Budapest's Palace of Arts may have taken a grand name for itself but in this case "Palace" is not an overstatement. The dramatic building sits on the banks of the Danube River just on the edge of the city centre. If you were to fill all of its venues at once it would hold the population of a medium size town. It's big, it's brash and according to some it's a burden on Hungarian cultural life because of its great costs. In this report from Sandor Laczko in Budapest we hear how this Palace of Arts introduced Hungarians to the Public-Private Partnership.

“It is too luxurious for us but it is good” – that is how the largest circulation Hungarian broadsheet paper Népszabadság summarised a report by the National Audit Office – a report critical of the final costs of the Palace of Arts. On the positive side, the auditors pointed out that the infrastructure of the building is world class - it received an international real estate development award in 2006 and the number of visitors exceeds projections.”

However, the report states that the overall construction cost is going to be 66.6 billion Forints, some 260 million euros, more than originally planned. The reason is that when the construction was completed in 2004, the government and the private investor, TriGránit Holding, decided to change the original plan and introduce a public-private-partnership. This means that instead of purchasing the building over five years, the state would lease it over 30 years - together with a full maintenance and management service. Smaller annual instalments but a much higher bill overall. András Csonka is the deputy CEO of the Palace of Arts company responsible for organising programs in the institution:

“The fee paid by the government this year is 6.5 billion Forints and we have a budget of 2.4 billion. Everybody in the cultural sphere sees that’s a huge amount and this is why other theatres, concert halls and cultural houses don’t get enough money. But it’s not true. If they think about this in another way that when the Hungarian government decided to create, to develop the Palace of Arts, it has its own expenses, a development fee, this is an investment, this is absolutely something else.”

This view that the quantity of funds going to the Palace of Arts does not cut into resources for other cultural programmes in Hungary is not shared by many. Cultural analyst Marcell Sebők:

“The outcome of this investment is, I think, rather disadvantageous for the short and the long run, as well. The main problem is that there is a huge burden on the budget of the Cultural Ministry, a 30-year commitment. For the sake of comparison, if we consider that the National Cultural Fund has more or less the same amount of money annually, it’s a rather disadvantageous construction.”
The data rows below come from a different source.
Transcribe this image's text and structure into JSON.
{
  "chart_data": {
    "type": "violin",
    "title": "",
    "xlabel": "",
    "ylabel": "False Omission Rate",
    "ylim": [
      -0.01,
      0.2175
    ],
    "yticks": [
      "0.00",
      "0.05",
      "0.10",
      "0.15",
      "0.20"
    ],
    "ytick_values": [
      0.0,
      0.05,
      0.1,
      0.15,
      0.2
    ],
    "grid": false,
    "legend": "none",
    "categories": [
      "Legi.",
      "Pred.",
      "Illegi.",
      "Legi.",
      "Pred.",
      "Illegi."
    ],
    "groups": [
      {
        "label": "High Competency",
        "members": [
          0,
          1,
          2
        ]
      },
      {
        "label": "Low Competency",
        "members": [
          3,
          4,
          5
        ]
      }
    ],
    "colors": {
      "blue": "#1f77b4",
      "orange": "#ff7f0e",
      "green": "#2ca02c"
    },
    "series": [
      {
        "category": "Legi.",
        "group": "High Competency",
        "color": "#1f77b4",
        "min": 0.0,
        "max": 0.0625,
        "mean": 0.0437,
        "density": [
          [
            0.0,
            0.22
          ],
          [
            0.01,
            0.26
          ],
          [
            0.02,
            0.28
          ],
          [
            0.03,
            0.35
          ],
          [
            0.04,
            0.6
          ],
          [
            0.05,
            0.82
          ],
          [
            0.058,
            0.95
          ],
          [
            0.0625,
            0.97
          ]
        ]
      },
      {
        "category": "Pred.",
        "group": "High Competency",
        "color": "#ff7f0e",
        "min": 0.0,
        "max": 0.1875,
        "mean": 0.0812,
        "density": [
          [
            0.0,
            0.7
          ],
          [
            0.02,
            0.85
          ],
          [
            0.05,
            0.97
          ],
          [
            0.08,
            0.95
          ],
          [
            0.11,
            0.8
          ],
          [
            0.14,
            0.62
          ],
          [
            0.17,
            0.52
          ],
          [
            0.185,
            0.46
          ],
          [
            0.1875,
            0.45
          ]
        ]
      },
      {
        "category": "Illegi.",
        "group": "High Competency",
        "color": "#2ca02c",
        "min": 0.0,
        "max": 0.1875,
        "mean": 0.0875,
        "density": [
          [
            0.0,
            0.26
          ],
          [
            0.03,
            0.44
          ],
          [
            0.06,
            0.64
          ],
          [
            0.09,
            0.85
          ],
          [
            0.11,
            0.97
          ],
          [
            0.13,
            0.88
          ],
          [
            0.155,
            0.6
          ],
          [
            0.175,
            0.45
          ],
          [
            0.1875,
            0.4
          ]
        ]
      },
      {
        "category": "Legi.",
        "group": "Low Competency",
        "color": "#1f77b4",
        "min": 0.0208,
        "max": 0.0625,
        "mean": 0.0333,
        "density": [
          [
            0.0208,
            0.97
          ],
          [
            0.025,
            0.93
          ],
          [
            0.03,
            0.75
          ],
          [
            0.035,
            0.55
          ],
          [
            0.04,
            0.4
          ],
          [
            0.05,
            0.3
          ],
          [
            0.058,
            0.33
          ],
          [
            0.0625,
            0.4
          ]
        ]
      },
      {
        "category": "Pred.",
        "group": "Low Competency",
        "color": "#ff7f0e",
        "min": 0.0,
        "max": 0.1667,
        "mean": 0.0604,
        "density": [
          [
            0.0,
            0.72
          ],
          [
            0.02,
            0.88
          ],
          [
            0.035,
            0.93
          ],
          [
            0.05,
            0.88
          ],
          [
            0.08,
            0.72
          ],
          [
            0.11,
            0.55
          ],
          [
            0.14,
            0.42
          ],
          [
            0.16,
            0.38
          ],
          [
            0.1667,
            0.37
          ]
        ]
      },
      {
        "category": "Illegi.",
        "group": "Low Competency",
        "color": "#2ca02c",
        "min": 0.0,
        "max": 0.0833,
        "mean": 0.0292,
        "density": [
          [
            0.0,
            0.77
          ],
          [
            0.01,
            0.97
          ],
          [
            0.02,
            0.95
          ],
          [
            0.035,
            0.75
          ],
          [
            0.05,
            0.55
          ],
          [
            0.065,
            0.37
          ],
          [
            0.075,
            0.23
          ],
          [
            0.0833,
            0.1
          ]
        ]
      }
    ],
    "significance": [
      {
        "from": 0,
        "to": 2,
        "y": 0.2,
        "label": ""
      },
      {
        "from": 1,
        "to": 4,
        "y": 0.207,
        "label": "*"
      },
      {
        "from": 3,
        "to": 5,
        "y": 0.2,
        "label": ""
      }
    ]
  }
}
The analyst believes that even if you take only the amount given to the Palace of Arts for organising events, this is also disproportionately high.

“It’s a state-sponsored institution. Of course, they have a big variety of programmes from the children programmes to the so-called high cultural events. A big problem is that there is no sign of having a strategy and a vision how to spend this huge amount of money. It is a mixture of valuable and very questionable projects, I think, and the problem is the size and quantity of this money is much bigger as opposed to other institutions. There is no chance for a real competition. It’s a luxurious way of spending money, instead of financing projects, financing programs, via visible and transparent application procedures.”

The Palace of Arts is Hungary’s first Private-Public-Partnership for a cultural project and this form of funding has not proven popular with the public. But economists argue this option should not be disregarded when planning future projects. They believe that if market rationality is a priority - instead of political considerations, as happened in the Palace of Arts project, the format does have a future – even in cultural projects.